Je regarde ma copine et en la voyant il me semble inutile de vivre. Elle est triste. Elle me parle.

Quelle bonne blague. Comme si une personne comme ça pouvait être au monde, et demeurer près de moi, et m'aimer sans raison.

Alors elle n'existe pas non plus, et sans doute encore moins que le reste.

Cette certitude me rassure dans ma douleur. Rien ne vaut rien. Sereinement j'accepte de me donner au silence froid de l'infini.  

Pauvre de moi. L'amour me poursuit mais je suis plus rapide. Pauvre de moi qui a oublié à quoi je ressemble. Il y a longtemps que je ne me regarde plus dans la glace : j'évite les vitres et les rétroviseurs de crainte que mon reflet ne me crache au visage. J'évite le monde et les intentions du monde.    

Subitement je me rappelle l'existence des téléphones portables et j'éclate de rire.  

Je suis tout..e seul..e dans l'univers.  

Je glisse au fond du lit alors que la terre se lève. J'ai déjà oublié que je ne suis pas dans l'espace abstrait de ce que j'appelle ma conscience mais dans un repli de mon délire.

Sans bouger, sans parler, gagné..e par l'impression de ne faire qu'un avec l'univers, puis par celle que l'univers est essentiellement constitué de merde, j'ouvre les yeux.
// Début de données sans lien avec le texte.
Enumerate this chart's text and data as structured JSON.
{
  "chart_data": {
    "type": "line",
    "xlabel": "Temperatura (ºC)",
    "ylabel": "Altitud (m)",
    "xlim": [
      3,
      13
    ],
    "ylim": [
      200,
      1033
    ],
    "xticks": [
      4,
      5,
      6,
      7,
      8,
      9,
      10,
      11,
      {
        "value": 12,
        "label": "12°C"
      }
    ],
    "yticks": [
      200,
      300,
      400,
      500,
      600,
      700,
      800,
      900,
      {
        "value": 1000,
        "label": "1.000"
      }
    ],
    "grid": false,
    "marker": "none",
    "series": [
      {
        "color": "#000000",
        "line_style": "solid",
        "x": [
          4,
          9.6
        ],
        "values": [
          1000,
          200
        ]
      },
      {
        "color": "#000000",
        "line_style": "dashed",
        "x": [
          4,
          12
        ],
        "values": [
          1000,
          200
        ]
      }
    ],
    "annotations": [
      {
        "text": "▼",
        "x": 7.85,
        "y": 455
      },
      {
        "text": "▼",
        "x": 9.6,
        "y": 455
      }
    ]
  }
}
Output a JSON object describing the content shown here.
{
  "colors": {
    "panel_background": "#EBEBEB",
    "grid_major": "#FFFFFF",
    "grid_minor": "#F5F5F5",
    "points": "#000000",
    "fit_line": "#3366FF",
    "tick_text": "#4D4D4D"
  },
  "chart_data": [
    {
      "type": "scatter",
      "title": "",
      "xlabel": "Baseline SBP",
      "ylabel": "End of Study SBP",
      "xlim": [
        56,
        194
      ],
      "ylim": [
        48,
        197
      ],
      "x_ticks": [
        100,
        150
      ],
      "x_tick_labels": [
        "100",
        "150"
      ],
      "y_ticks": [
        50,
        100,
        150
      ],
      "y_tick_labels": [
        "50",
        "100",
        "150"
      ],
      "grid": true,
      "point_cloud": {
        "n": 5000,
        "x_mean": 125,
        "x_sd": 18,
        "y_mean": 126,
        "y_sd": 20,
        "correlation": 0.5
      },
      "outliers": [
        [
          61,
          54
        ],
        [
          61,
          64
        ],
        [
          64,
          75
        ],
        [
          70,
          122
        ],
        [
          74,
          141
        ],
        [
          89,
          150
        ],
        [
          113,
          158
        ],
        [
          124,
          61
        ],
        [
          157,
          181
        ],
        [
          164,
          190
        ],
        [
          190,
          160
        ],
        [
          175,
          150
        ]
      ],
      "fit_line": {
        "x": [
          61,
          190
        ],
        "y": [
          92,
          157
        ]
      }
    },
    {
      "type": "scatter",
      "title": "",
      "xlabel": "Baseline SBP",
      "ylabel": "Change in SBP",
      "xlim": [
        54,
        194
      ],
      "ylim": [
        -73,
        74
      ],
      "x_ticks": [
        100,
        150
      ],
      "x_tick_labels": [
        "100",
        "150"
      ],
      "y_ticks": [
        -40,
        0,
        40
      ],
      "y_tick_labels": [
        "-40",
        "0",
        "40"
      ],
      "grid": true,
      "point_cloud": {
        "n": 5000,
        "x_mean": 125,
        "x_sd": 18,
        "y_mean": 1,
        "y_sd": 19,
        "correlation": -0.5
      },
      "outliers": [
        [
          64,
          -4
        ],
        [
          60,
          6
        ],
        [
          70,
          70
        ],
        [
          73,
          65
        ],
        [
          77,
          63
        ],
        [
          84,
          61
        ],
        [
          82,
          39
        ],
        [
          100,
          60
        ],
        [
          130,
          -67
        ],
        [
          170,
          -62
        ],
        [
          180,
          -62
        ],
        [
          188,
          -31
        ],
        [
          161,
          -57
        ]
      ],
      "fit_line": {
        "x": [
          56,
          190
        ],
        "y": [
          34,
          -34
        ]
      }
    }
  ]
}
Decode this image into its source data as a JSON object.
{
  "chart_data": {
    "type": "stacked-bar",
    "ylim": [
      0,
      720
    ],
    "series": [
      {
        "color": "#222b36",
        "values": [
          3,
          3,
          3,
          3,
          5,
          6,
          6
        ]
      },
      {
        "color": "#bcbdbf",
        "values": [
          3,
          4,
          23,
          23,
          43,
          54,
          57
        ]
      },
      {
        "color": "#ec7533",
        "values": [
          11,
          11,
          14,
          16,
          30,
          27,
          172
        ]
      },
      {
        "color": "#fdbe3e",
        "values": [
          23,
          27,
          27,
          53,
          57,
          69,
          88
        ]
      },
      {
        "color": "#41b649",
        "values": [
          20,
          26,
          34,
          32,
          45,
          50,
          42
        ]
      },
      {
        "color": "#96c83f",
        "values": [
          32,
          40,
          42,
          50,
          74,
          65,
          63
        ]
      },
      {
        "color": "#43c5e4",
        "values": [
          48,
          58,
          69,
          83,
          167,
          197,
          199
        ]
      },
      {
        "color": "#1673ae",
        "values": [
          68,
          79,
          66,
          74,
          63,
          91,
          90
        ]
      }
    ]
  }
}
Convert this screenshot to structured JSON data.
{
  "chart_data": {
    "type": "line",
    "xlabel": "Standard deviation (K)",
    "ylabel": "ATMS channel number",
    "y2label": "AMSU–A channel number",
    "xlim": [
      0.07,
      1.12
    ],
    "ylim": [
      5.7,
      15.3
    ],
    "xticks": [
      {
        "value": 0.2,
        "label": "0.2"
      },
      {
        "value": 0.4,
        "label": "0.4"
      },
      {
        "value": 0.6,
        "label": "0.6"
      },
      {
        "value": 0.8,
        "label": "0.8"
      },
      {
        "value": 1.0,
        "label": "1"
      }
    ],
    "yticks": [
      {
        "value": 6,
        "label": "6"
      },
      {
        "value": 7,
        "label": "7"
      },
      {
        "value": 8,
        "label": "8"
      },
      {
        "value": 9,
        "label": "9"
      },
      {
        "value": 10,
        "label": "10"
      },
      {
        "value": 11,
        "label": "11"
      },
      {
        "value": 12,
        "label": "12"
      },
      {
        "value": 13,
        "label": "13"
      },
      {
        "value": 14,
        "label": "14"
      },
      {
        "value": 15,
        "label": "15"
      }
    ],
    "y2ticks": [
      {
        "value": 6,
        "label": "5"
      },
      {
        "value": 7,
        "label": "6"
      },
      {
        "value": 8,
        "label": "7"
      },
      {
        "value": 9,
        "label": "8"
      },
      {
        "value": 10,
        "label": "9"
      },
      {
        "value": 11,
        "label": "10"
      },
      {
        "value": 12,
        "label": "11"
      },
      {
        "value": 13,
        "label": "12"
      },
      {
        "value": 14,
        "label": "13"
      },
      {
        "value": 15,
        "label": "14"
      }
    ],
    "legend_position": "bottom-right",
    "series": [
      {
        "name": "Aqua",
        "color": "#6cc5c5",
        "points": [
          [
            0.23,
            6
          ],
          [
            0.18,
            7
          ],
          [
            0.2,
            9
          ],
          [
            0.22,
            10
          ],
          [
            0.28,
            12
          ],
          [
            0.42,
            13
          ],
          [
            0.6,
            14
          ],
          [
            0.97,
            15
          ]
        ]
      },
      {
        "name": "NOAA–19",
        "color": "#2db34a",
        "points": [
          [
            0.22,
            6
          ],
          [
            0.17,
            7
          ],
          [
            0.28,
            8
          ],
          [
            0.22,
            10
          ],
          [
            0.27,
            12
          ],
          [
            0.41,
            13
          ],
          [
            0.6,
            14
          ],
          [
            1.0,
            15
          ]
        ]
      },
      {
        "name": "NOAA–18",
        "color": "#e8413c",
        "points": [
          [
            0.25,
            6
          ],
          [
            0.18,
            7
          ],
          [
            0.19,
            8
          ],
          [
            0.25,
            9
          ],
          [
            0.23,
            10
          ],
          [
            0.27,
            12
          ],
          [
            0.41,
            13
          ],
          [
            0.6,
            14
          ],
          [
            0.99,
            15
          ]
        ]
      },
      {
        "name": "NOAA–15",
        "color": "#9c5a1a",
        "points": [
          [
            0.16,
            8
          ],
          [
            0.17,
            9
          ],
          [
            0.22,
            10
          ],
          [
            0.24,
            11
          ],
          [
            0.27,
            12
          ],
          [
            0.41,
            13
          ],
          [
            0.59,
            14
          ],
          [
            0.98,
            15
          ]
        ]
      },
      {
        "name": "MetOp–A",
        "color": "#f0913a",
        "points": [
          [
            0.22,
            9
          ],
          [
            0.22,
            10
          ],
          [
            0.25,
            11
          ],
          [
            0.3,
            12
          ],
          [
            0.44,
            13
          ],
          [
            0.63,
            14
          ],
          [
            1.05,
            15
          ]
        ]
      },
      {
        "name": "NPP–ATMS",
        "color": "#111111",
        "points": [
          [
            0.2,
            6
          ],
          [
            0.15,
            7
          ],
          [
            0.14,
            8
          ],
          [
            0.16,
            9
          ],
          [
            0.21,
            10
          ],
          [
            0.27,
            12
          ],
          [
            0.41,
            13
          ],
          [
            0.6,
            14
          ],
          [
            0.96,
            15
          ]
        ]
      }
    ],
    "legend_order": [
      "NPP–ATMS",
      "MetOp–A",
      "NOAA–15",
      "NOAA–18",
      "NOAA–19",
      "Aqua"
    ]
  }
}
Ce que je vois me déplaît tant que je souhaite mourir. Mais je l'aurais oublié dans quelques instants.  

Quand je le prononce mon prénom est une suite de syllabes désignant un concept absurde. J'avais longtemps pensé que c'était le prénom le plus ridicule du monde. Maintenant je trouve qu'il n'a même pas de substance.  

Je frappe les murs plutôt que mes adversaires. J'enfonce mon poing dans le plâtre comme un..e imbécile qui n'a pas assez de mots dans son vocabulaire pour exprimer sa souffrance indicible.

Et bien voilà, les mots sont là. Souffrance et indicible. Je me rappelle que je les ai eux aussi inventés, spécifiquement pour cet instant. Je ne ressens rien. Il y a un trou dans la fabrique de la réalité.  

Brutalement je me lève et sort. Je marche droit vers le matin sous le soleil de Satan. Je rencontre quelqu'un, un..e inconnu..e que je serre dans mes bras.

Je ne comprends pas s'il s'agit de quelqu'un d'autre ou de moi-même.